# lost dog!!



## solocam03 (Feb 1, 2009)

hey guys just thought id post on here along with everywhere else. My german wire hare ran off last evening, from our home . We have been searching every where. I live in boardman Ohio if any one out there lives close and has some info please contact me at [email protected]


----------



## solocam03 (Feb 1, 2009)

Well after 6 days and five cold nights thanks to the determination of my wife we were able to track down our dog! Although very skinny he is home safe and sound! With plans on new gps chips for both our dogs and the addition of an invisible fence to the fence that we already have we hope to never go through this again. Wish I wouldn't have learned this one the hard way but am very happy to have our family whole and my hunting buddy back!! Thanks for all your prayers


----------



## 21938 (Feb 17, 2010)

WOW! Great outcome to what had to be a long 6 days. Your pup and especially your wife deserve some extra hugs.


----------



## Snakecharmer (Apr 9, 2008)

Glad you got your dog back.
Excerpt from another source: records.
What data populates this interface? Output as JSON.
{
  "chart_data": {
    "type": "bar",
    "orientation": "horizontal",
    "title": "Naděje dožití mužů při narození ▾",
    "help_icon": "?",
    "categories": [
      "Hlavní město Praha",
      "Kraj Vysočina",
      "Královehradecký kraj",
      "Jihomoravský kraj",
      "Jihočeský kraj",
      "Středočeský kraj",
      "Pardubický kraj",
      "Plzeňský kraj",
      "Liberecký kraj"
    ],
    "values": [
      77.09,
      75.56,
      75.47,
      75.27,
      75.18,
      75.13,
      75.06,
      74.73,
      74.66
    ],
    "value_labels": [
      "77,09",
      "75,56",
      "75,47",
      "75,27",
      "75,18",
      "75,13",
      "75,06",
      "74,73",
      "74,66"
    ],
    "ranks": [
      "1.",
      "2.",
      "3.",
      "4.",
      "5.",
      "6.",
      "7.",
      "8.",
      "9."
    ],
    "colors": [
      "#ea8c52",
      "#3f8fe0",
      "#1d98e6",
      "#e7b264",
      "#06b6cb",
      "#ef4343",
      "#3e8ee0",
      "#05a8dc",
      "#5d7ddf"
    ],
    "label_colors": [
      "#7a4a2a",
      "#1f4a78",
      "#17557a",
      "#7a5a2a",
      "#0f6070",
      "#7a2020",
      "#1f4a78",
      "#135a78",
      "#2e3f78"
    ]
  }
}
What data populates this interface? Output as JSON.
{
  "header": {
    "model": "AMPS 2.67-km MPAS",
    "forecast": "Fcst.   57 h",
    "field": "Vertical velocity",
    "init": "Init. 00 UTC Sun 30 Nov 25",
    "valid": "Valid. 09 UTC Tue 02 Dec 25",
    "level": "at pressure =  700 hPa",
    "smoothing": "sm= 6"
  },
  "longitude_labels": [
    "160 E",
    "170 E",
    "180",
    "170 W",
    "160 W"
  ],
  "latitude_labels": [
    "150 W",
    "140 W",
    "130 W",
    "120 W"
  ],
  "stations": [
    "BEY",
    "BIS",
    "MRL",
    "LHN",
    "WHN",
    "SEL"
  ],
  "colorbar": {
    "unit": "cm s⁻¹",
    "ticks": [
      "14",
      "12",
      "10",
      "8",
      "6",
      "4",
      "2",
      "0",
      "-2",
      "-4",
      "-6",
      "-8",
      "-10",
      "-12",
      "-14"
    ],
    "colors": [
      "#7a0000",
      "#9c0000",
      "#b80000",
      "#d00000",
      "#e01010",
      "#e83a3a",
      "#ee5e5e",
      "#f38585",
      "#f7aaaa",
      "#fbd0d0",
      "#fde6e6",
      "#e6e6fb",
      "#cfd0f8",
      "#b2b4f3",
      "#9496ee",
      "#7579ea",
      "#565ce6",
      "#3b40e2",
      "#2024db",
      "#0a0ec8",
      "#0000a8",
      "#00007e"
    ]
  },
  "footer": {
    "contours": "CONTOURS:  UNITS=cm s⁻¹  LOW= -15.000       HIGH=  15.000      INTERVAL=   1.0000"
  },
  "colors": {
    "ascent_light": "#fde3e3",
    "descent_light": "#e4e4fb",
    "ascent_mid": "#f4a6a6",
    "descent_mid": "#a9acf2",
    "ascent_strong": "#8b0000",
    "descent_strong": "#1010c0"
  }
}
I had a traveler once and its a terrible feeling worrying about your dog.


----------



## big_fish (Dec 21, 2004)

We had a golden retriever come up missing about 7 years ago and never found her alot of long sleepless nights and alot of walking the woods behind the house but never found her. glad you found your dog


----------



## steelmagoo (Apr 13, 2004)

very happy the pup is back home! maybe the hunger and cold has left an impression the fence/collar didn't.


----------